Misconception no. 5 – Credit score can also be built by the debit card
A debit card is just a tool that you can simply use to effectively manage your bank account. Your debit card does not help in managing your credit history. As an outcome, applying or using a debit card has zero impact on your credit history or credit score.
CIBIL score is universal in the sense that it might be applied to your various transactions that include credit cards loan, loans, mortgages, etc. Banks can use credit scores at any time in a credit lifecycle.

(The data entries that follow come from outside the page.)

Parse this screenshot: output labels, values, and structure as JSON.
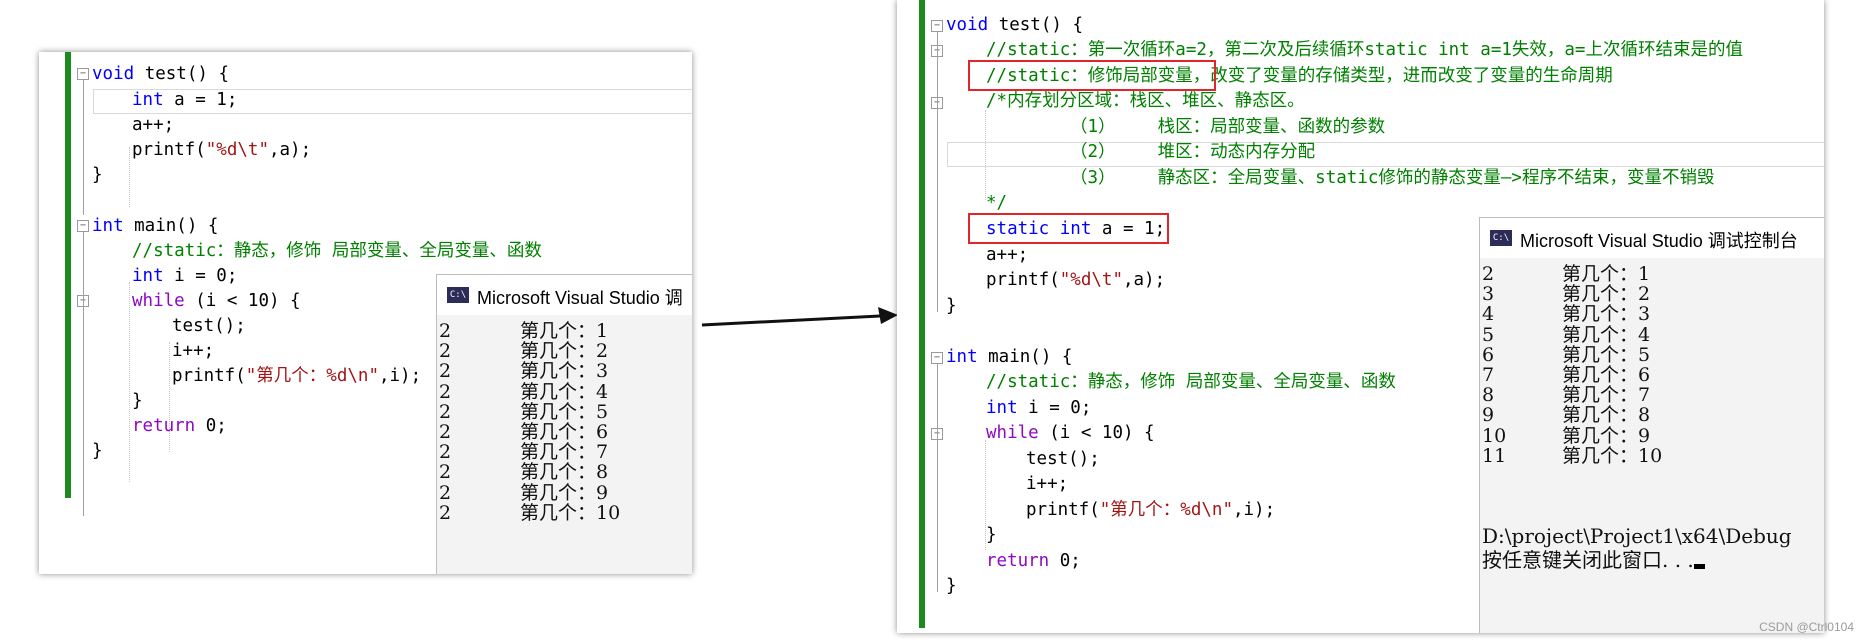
{
  "left": {
    "code": {
      "l1": {
        "kw": "void",
        "rest": " test() {"
      },
      "l2": {
        "kw": "int",
        "rest": " a = 1;"
      },
      "l3": "a++;",
      "l4": {
        "fn": "printf(",
        "s1": "\"%d\\t\"",
        "rest": ",a);"
      },
      "l5": "}",
      "l6": {
        "kw": "int",
        "rest": " main() {"
      },
      "l7": "//static：静态，修饰 局部变量、全局变量、函数",
      "l8": {
        "kw": "int",
        "rest": " i = 0;"
      },
      "l9": {
        "kw": "while",
        "rest": " (i < 10) {"
      },
      "l10": "test();",
      "l11": "i++;",
      "l12": {
        "fn": "printf(",
        "s1": "\"第几个：%d\\n\"",
        "rest": ",i);"
      },
      "l13": "}",
      "l14": {
        "kw": "return",
        "rest": " 0;"
      },
      "l15": "}"
    },
    "console": {
      "title": "Microsoft Visual Studio 调",
      "icon": "C:\\",
      "rows": [
        {
          "n": "2",
          "t": "第几个：1"
        },
        {
          "n": "2",
          "t": "第几个：2"
        },
        {
          "n": "2",
          "t": "第几个：3"
        },
        {
          "n": "2",
          "t": "第几个：4"
        },
        {
          "n": "2",
          "t": "第几个：5"
        },
        {
          "n": "2",
          "t": "第几个：6"
        },
        {
          "n": "2",
          "t": "第几个：7"
        },
        {
          "n": "2",
          "t": "第几个：8"
        },
        {
          "n": "2",
          "t": "第几个：9"
        },
        {
          "n": "2",
          "t": "第几个：10"
        }
      ]
    }
  },
  "right": {
    "code": {
      "l1": {
        "kw": "void",
        "rest": " test() {"
      },
      "l2": "//static：第一次循环a=2，第二次及后续循环static int a=1失效，a=上次循环结束是的值",
      "l3a": "//static：修饰局部变量，",
      "l3b": "改变了变量的存储类型，进而改变了变量的生命周期",
      "l4": "/*内存划分区域：栈区、堆区、静态区。",
      "l5": "（1）    栈区：局部变量、函数的参数",
      "l6": "（2）    堆区：动态内存分配",
      "l7": "（3）    静态区：全局变量、static修饰的静态变量—>程序不结束，变量不销毁",
      "l8": "*/",
      "l9": {
        "kw": "static int",
        "rest": " a = 1;"
      },
      "l10": "a++;",
      "l11": {
        "fn": "printf(",
        "s1": "\"%d\\t\"",
        "rest": ",a);"
      },
      "l12": "}",
      "l13": {
        "kw": "int",
        "rest": " main() {"
      },
      "l14": "//static：静态，修饰 局部变量、全局变量、函数",
      "l15": {
        "kw": "int",
        "rest": " i = 0;"
      },
      "l16": {
        "kw": "while",
        "rest": " (i < 10) {"
      },
      "l17": "test();",
      "l18": "i++;",
      "l19": {
        "fn": "printf(",
        "s1": "\"第几个：%d\\n\"",
        "rest": ",i);"
      },
      "l20": "}",
      "l21": {
        "kw": "return",
        "rest": " 0;"
      },
      "l22": "}"
    },
    "console": {
      "title": "Microsoft Visual Studio 调试控制台",
      "icon": "C:\\",
      "rows": [
        {
          "n": "2",
          "t": "第几个：1"
        },
        {
          "n": "3",
          "t": "第几个：2"
        },
        {
          "n": "4",
          "t": "第几个：3"
        },
        {
          "n": "5",
          "t": "第几个：4"
        },
        {
          "n": "6",
          "t": "第几个：5"
        },
        {
          "n": "7",
          "t": "第几个：6"
        },
        {
          "n": "8",
          "t": "第几个：7"
        },
        {
          "n": "9",
          "t": "第几个：8"
        },
        {
          "n": "10",
          "t": "第几个：9"
        },
        {
          "n": "11",
          "t": "第几个：10"
        }
      ],
      "path": "D:\\project\\Project1\\x64\\Debug",
      "close_msg": "按任意键关闭此窗口. . ."
    }
  },
  "watermark": "CSDN @Ctrl0104",
  "colors": {
    "keyword": "#0000ff",
    "comment": "#008000",
    "string": "#a31515",
    "gutter": "#1d8a1d",
    "highlight_box": "#e0262b"
  }
}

Misconception no. 6 – Reviewing your credit report will hamper your credit score
One of the common misconceptions that many fall for is that regular credit report checks can hamper your credit score, but that is not the scenario, as checking your score is looked upon as a soft pull. A soft pull does not change your score, but a hard pull does. Whenever you place an application for a new credit card, it is thought to be a hard pull.
Misconception no. 7 – CIBIL score is meant to support financial institutions and banks only.

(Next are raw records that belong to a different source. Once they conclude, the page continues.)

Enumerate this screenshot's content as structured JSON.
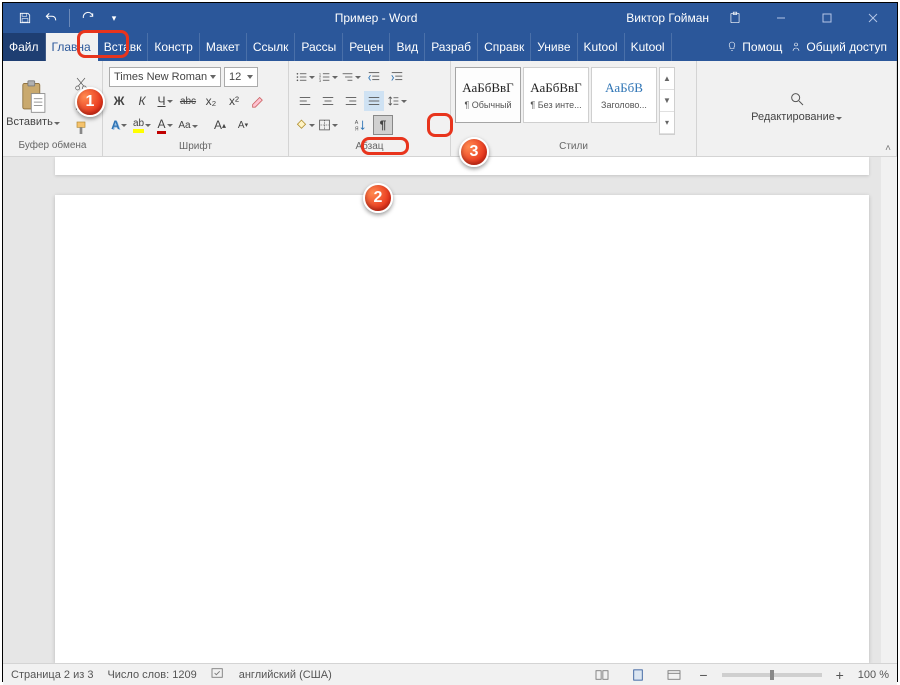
{
  "title": "Пример  -  Word",
  "user": "Виктор Гойман",
  "qat": {
    "save": "save",
    "undo": "undo",
    "redo": "redo"
  },
  "tabs": {
    "file": "Файл",
    "items": [
      "Главна",
      "Вставк",
      "Констр",
      "Макет",
      "Ссылк",
      "Рассы",
      "Рецен",
      "Вид",
      "Разраб",
      "Справк",
      "Униве",
      "Kutool",
      "Kutool"
    ],
    "help": "Помощ",
    "share": "Общий доступ"
  },
  "groups": {
    "clipboard": {
      "paste": "Вставить",
      "label": "Буфер обмена"
    },
    "font": {
      "name": "Times New Roman",
      "size": "12",
      "bold": "Ж",
      "italic": "К",
      "underline": "Ч",
      "strike": "abc",
      "sub": "x₂",
      "sup": "x²",
      "label": "Шрифт"
    },
    "para": {
      "label": "Абзац"
    },
    "styles": {
      "label": "Стили",
      "list": [
        {
          "sample": "АаБбВвГ",
          "name": "¶ Обычный"
        },
        {
          "sample": "АаБбВвГ",
          "name": "¶ Без инте..."
        },
        {
          "sample": "АаБбВ",
          "name": "Заголово..."
        }
      ]
    },
    "editing": {
      "label": "Редактирование"
    }
  },
  "status": {
    "page": "Страница 2 из 3",
    "words": "Число слов: 1209",
    "lang": "английский (США)",
    "zoom": "100 %"
  },
  "annotations": {
    "a1": "1",
    "a2": "2",
    "a3": "3"
  }
}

The next myth is. Many believe that CIBIL is majorly meant for financial institutions and banks, but that is not the scenario as it permits you to use the credit properly so that you can make a better decision financially.
Misconception no. 8 – CIBIL is completely authorized to make rectifications of your credit report.
CIBIL cannot make any corrections to your score till it is requested or approved by your financial institution. CIBIL can just assist you in making your process simpler.
Misconception no. 9 – Better job? Better credit score
Many have started to believe that availing of a better job will assist in getting a good credit score. However, this is a misconception, as your credit report is wholly dependent on the credit you have used and the way you manage your debt. It does not involve your earnings, nor does it mention anything about your job.
Misconception no. 10 – Low CIBIL score equals no credit card or loan for a lifetime
CIBIL scores continue to change over time, which means having a low score will not be constant. If you show disciplined behaviour towards credit, then your chances of having a good credit score also increase. This further enhances your chances of getting a loan or credit card.
Misconception no. 11 – CIBIL scores are impacted by investments and assets
Your CIBIL score is entirely dependent on credit cards and loans, which may mean that it will not change when you purchase a new asset or make any new investments.
Misconception no. 12 – CIBIL score is just the determining parameter for assessing your loan application.
While CIBIL plays a crucial role in endowing your financial institution with an idea about your credit profile, it is not the only parameter considered by a lender while offering you a loan. Many other parameters are factored in, like assets, income, investments and more.
Misconception no. 13 – Applying for loans with multiple lenders is not bad for credit score
Many believe that if they reach out to multiple banks or finances for loans, their chance of availing of a loan improves. That is not the scenario, as doing so is looked upon as a hard inquiry, and it might take a negative toll on your score.
Misconception no. 14 – Credit score is based on your annual income
As discussed previously, your income is not factored in when computing your score. It is completely dependent on how you manage your loan, credit cards and debts. An individual with zero debt and Rs 5 lakh per annum income might have a better credit score than one with high debt and a yearly salary of Rs 15 lakh.
Misconception no. 15 – No credit is ideal
Having zero credit history is even a poor sign for lenders as they generally look out for people who make constant payments and know how to manage credit limits. Thus, having no credit must not be considered a good deal.